Another lingering concern is the presence of large quantities of shoulder-fired surface-to-air missiles in the region. If Belmokhtar or other militants decide to attack Westerners working at energy facilities in the region instead of merely kidnapping them, and if increased security prevents them from other direct assaults, like Tigantourine, these militants could attack aircraft used to ferry Westerners to airports near these remote sites.

As Mali becomes a more difficult environment in which to operate, these groups likely will retreat, at least initially, to Mali's Kidal region and possibly Niger's Air region. Once those areas face the French-backed African intervention forces, a retreat farther back into southern Libya is likely, due to the vacuum of authority there and the close links they have with Libyan militants.
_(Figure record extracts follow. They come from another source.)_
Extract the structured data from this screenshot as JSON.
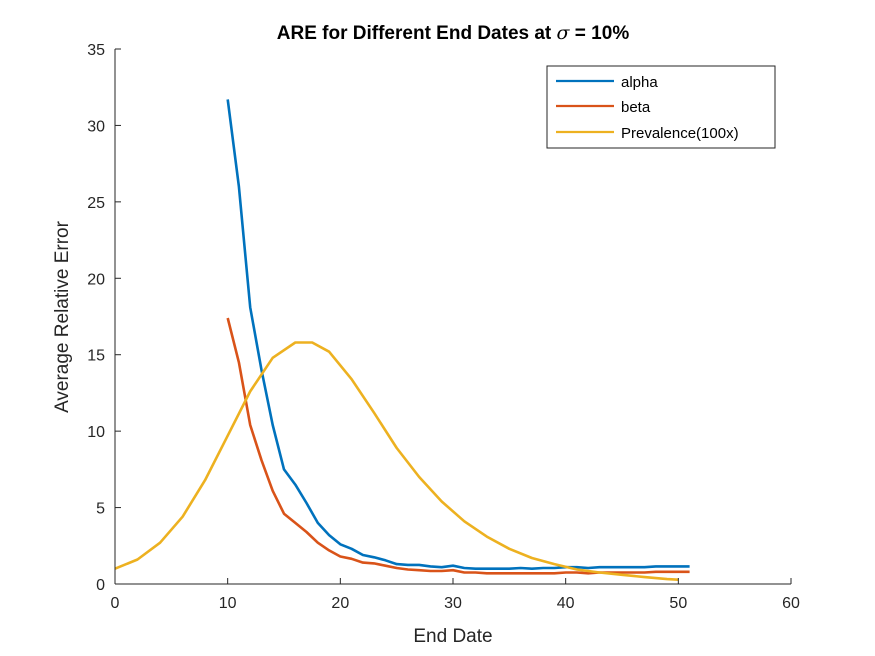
{
  "chart_data": {
    "type": "line",
    "title_prefix": "ARE for Different End Dates at ",
    "title_symbol": "σ",
    "title_suffix": " = 10%",
    "xlabel": "End Date",
    "ylabel": "Average Relative Error",
    "xlim": [
      0,
      60
    ],
    "ylim": [
      0,
      35
    ],
    "xticks": [
      "0",
      "10",
      "20",
      "30",
      "40",
      "50",
      "60"
    ],
    "yticks": [
      "0",
      "5",
      "10",
      "15",
      "20",
      "25",
      "30",
      "35"
    ],
    "grid": false,
    "legend_position": "top-right",
    "series": [
      {
        "name": "alpha",
        "color": "#0072BD",
        "x": [
          10,
          11,
          12,
          13,
          14,
          15,
          16,
          17,
          18,
          19,
          20,
          21,
          22,
          23,
          24,
          25,
          26,
          27,
          28,
          29,
          30,
          31,
          32,
          33,
          34,
          35,
          36,
          37,
          38,
          39,
          40,
          41,
          42,
          43,
          44,
          45,
          46,
          47,
          48,
          49,
          50,
          51
        ],
        "y": [
          31.7,
          26.0,
          18.1,
          14.0,
          10.4,
          7.5,
          6.5,
          5.3,
          4.0,
          3.2,
          2.6,
          2.3,
          1.9,
          1.75,
          1.55,
          1.3,
          1.25,
          1.25,
          1.15,
          1.1,
          1.2,
          1.05,
          1.0,
          1.0,
          1.0,
          1.0,
          1.05,
          1.0,
          1.05,
          1.05,
          1.1,
          1.1,
          1.05,
          1.1,
          1.1,
          1.1,
          1.1,
          1.1,
          1.15,
          1.15,
          1.15,
          1.15
        ]
      },
      {
        "name": "beta",
        "color": "#D95319",
        "x": [
          10,
          11,
          12,
          13,
          14,
          15,
          16,
          17,
          18,
          19,
          20,
          21,
          22,
          23,
          24,
          25,
          26,
          27,
          28,
          29,
          30,
          31,
          32,
          33,
          34,
          35,
          36,
          37,
          38,
          39,
          40,
          41,
          42,
          43,
          44,
          45,
          46,
          47,
          48,
          49,
          50,
          51
        ],
        "y": [
          17.4,
          14.5,
          10.4,
          8.1,
          6.1,
          4.6,
          4.0,
          3.4,
          2.7,
          2.2,
          1.8,
          1.65,
          1.4,
          1.35,
          1.2,
          1.05,
          0.95,
          0.9,
          0.85,
          0.85,
          0.9,
          0.75,
          0.75,
          0.7,
          0.7,
          0.7,
          0.7,
          0.7,
          0.7,
          0.7,
          0.75,
          0.75,
          0.7,
          0.75,
          0.75,
          0.75,
          0.75,
          0.75,
          0.8,
          0.8,
          0.8,
          0.8
        ]
      },
      {
        "name": "Prevalence(100x)",
        "color": "#EDB120",
        "x": [
          0,
          2,
          4,
          6,
          8,
          10,
          12,
          14,
          16,
          17.5,
          19,
          21,
          23,
          25,
          27,
          29,
          31,
          33,
          35,
          37,
          39,
          41,
          43,
          45,
          47,
          49,
          50
        ],
        "y": [
          1.0,
          1.6,
          2.7,
          4.4,
          6.8,
          9.7,
          12.6,
          14.8,
          15.8,
          15.8,
          15.2,
          13.4,
          11.2,
          8.9,
          7.0,
          5.4,
          4.1,
          3.1,
          2.3,
          1.7,
          1.3,
          0.95,
          0.75,
          0.6,
          0.45,
          0.32,
          0.28
        ]
      }
    ]
  }
}
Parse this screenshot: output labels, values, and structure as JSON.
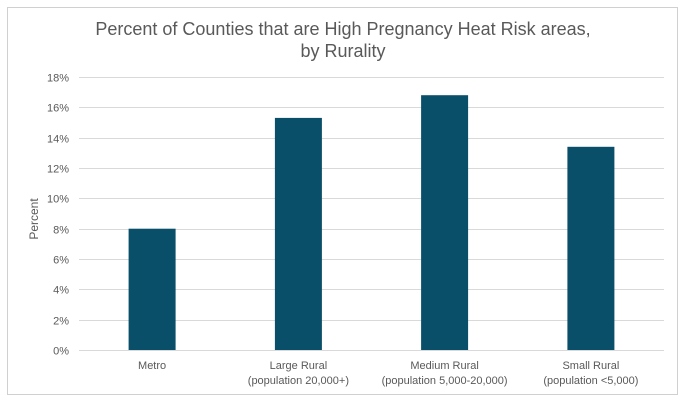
{
  "chart_data": {
    "type": "bar",
    "title_lines": [
      "Percent of Counties that are High Pregnancy Heat Risk areas,",
      "by Rurality"
    ],
    "categories": [
      [
        "Metro"
      ],
      [
        "Large Rural",
        "(population 20,000+)"
      ],
      [
        "Medium Rural",
        "(population 5,000-20,000)"
      ],
      [
        "Small Rural",
        "(population <5,000)"
      ]
    ],
    "values": [
      8.0,
      15.3,
      16.8,
      13.4
    ],
    "ylabel": "Percent",
    "ylim": [
      0,
      18
    ],
    "yticks": [
      "0%",
      "2%",
      "4%",
      "6%",
      "8%",
      "10%",
      "12%",
      "14%",
      "16%",
      "18%"
    ],
    "grid": true,
    "bar_color": "#0a4f6a",
    "grid_color": "#d9d9d9"
  }
}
Contrary to what has been widely discussed, the Tigantourine attack fit well within the range and capability of Sahel-based jihadist militants like those of Belmokhtar's group. Thus the attack was more of a reminder of the region's chronic problems and less a startling new threat. Militancy and banditry were fixtures in the Sahel well before the jihadist ideology entered the region. This history -- combined with the vacuum of authority in the region brought on by the Malian coup and the overthrow of Gadhafi, the prospect of millions of dollars in ransom and the large quantities of available weapons -- means we will see more kidnappings and other attacks in the years to come.